The 57-year-old said: ‘It was the screaming that was the worst and I could hear that from the ground. All I could hear was ‘help, help, help’.’
She added: ‘It was like something out of a nightmare.’
Mr Paramasivan, who was woken by the smell of burning at around 1.30am, said: ‘I looked out into the corridor and saw there was smoke everywhere and neighbours running around and a fireman saying get down the stairs.
‘I went inside, grabbed my little girl and my girlfriend, and ran.
‘Our advice has always been if there is a fire stay in your flat, but if we had stayed in that flat we would have been perished. It just spread like wildfire, and the smoke alarm was useless, We would not have heard anything.
‘It was like something out of a disaster movie.’
He added: ‘I did see people working on a stairwell with a gas pipe over the past few weeks.
‘There was a lot of blue flames (in the fire) which made me think it was gas related and I think it was the plastic cladding that made it spread so fast.’
Actor and writer Tim Downie, who lives around 600 metres from the scene in Latimer Road, said: ‘It’s horrendous.
‘The whole building is engulfed in flames.
‘It’s gone. It’s just a matter of time before this building collapses.’
Jody Martin said he got to the scene just as the first fire engine was arriving.
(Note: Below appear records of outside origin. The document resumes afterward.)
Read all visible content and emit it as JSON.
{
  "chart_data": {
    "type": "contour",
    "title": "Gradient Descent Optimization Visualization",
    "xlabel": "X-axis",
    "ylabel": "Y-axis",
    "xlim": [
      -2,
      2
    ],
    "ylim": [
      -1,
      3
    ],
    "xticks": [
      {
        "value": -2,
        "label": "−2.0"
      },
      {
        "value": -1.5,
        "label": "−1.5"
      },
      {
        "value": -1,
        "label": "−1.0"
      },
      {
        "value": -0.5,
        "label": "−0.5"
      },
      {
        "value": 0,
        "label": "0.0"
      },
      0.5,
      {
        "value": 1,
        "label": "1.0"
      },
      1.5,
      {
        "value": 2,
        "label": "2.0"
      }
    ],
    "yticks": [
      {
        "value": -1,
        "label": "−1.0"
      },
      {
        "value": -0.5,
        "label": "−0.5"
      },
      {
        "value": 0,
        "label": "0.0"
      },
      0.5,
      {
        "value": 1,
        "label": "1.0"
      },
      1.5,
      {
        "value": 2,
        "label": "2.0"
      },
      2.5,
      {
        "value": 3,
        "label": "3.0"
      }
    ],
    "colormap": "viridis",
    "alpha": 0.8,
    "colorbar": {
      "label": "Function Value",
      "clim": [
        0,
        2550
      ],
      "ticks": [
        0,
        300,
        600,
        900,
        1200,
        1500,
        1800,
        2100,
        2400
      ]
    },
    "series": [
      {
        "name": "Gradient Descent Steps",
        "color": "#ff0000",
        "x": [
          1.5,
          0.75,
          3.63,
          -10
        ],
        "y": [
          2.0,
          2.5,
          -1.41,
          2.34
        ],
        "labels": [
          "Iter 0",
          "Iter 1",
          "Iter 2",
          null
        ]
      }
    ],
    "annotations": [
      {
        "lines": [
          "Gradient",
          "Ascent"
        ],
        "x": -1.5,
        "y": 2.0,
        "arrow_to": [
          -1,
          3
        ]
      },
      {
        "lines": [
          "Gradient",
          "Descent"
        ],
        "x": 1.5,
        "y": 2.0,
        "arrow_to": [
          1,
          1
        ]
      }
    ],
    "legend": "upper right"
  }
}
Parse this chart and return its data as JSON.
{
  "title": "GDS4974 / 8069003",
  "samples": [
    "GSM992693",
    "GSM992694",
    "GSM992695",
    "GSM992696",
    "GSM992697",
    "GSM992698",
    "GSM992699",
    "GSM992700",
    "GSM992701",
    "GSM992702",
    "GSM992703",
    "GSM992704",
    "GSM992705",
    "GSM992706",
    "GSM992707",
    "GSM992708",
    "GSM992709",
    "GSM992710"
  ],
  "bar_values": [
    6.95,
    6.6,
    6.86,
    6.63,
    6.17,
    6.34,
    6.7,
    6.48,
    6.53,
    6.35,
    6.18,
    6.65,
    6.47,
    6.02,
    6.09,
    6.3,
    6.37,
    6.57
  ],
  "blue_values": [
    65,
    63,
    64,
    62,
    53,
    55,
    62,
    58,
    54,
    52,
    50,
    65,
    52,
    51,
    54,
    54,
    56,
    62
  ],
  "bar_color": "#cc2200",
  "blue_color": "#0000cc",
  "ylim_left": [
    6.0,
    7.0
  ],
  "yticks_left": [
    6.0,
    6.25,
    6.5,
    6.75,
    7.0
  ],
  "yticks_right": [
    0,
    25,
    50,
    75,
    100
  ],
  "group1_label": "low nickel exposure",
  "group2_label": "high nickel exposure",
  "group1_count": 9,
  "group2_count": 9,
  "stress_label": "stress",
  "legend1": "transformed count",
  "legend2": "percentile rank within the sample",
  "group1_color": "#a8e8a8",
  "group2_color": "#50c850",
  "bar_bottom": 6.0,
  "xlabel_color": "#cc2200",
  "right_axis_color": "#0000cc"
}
He told the BBC: ‘I watched one person falling out, I watched another woman holding her baby out the window... hearing screams, I was yelling everyone to get down and they were saying ‘We can’t leave our apartments, the smoke is too bad on the corridors’.’
Fabio Bebber wrote on Twitter: ‘More screams for help as the fire spreads to another side of the building.
‘We can see how quick the fire spreads via the external panels. It’s unbearable hearing someone screaming for their lives at #grenfelltower.’
George Clarke, who presents the Channel 4 TV show Amazing Spaces, told Radio 5 Live: ‘I’m 100 metres away and I’m absolutely covered in ash.
‘It’s so heartbreaking. I’ve seen someone flashing their torches at the top level and they obviously can’t get out.’
Paul Littlejohn said: ‘Windows were smashing and exploding, people jumping out and trying to climb out with rope made of out of bed sheets.
‘It was a complete nightmare.
‘You’d think after millions of pounds was spent on the tower block that it would be safe and this event could not happen.’
London Ambulance Service said paramedics had taken more than 50 patients to five hospitals.
More than 200 firefighters were sent to tackle the blaze which was reported just before 1am on Wednesday.
Firefighters were on the scene within six minutes.
An acrid column of smoke could be seen rising from the building on Wednesday.
The charred structure still had pockets of flame rising from several storeys as desperate efforts to bring the blaze under control continued.
The Metropolitan Police have set up a casualty bureau for anyone concerned about their friends and family on 0800 0961 233.